Network indicators include HTTP POST requests to unique subdomains such as "update[.]malicious-domain[.]com" with User-Agent strings mimicking Google Chrome or Mozilla Firefox (e.g., "Mozilla/5.0 (Windows NT 10.0; Win64; x64) AppleWebKit/537.36"). File hashes include SHA256: 3a7c8e9b1d2f4a5b6c7d8e9f0a1b2c3d4e5f6a7b8c9d0e1f2a3b4c5d6e7f8a9 (from Proofpoint report). Behavioral signatures include creation of scheduled tasks named "SystemUpdate" and execution of "cmd.exe /c". MITRE ATT&CK IDs include T1059.003 (Command and Scripting Interpreter: Windows Command Shell), T1041 (Exfiltration Over C2 Channel), and T1123 (Deobfuscate/Decode Files or Information).

☠️ Risk & Impact

DneSpy poses high risk due to its persistent access and data theft capabilities, enabling attackers to exfiltrate sensitive intelligence from government, defense, and energy sectors. During the 2022 Ukraine crisis, it directly supported intelligence-gathering operations leading to document theft and system degradation. Financial losses are difficult to quantify but include costs from incident response, system restoration, and geopolitical intelligence compromise.

🛡️ Mitigation

Defenders should apply Microsoft Patch CVE-2022-30190, disable macros in Office documents from external sources, and deploy endpoint detection rules for .NET process injection and DoH traffic anomalies. YARA rules such as "DneSpy_Loader" by Proofpoint can detect in-memory artifacts, and network filtering should block known C2 domains listed in threat intel feeds from CERT-UA and Microsoft.

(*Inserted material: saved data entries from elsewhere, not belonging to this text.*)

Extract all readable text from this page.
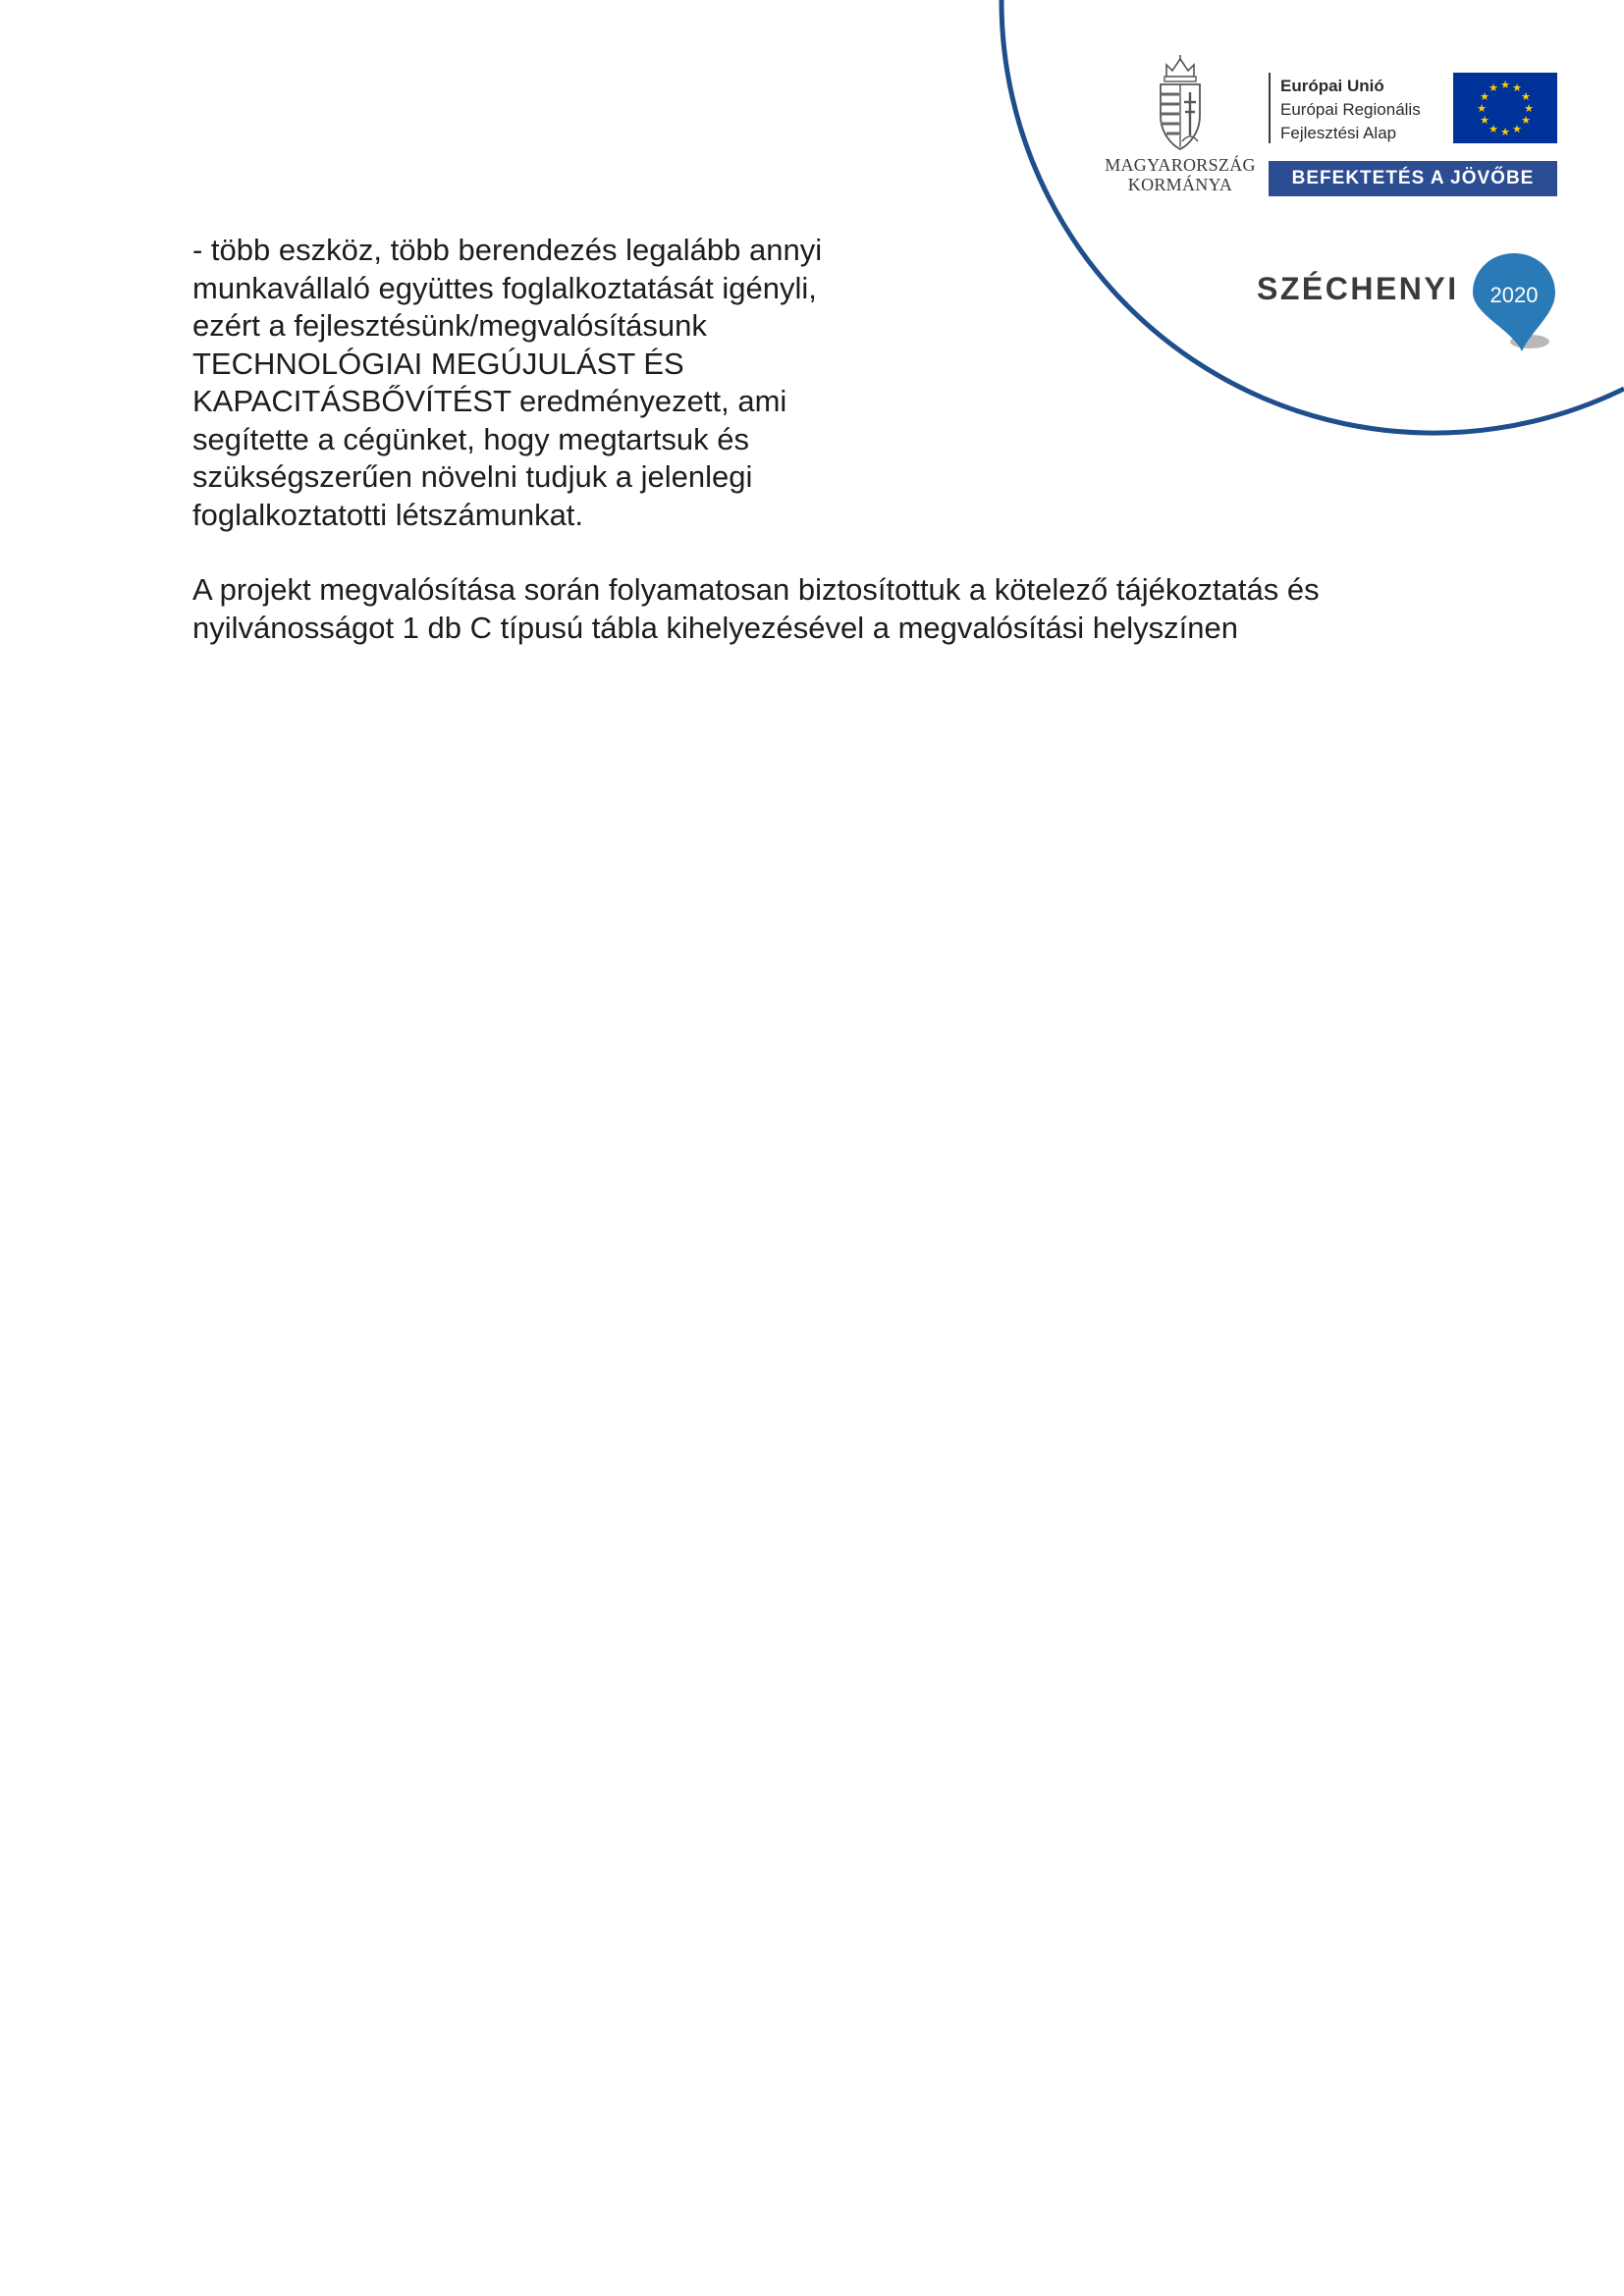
MAGYARORSZÁG
KORMÁNYA
Európai Unió
Európai Regionális
Fejlesztési Alap
★ ★
★
★
★
★
★
★
★
★
★
★
BEFEKTETÉS A JÖVŐBE
SZÉCHENYI 2020

- több eszköz, több berendezés legalább annyi

munkavállaló együttes foglalkoztatását igényli,

ezért a fejlesztésünk/megvalósításunk

TECHNOLÓGIAI MEGÚJULÁST ÉS

KAPACITÁSBŐVÍTÉST eredményezett, ami

segítette a cégünket, hogy megtartsuk és

szükségszerűen növelni tudjuk a jelenlegi

foglalkoztatotti létszámunkat.

A projekt megvalósítása során folyamatosan biztosítottuk a kötelező tájékoztatás és

nyilvánosságot 1 db C típusú tábla kihelyezésével a megvalósítási helyszínen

ⓘ Data Notice: The information presented above has been compiled from publicly available internet sources. Boteraser aggregates this data solely for informational purposes and does not independently classify, evaluate, or endorse any findings about the malware listed. The accuracy and completeness of this information is the sole responsibility of the original publishers. Boteraser and its operators accept no liability for any decisions made based on this data.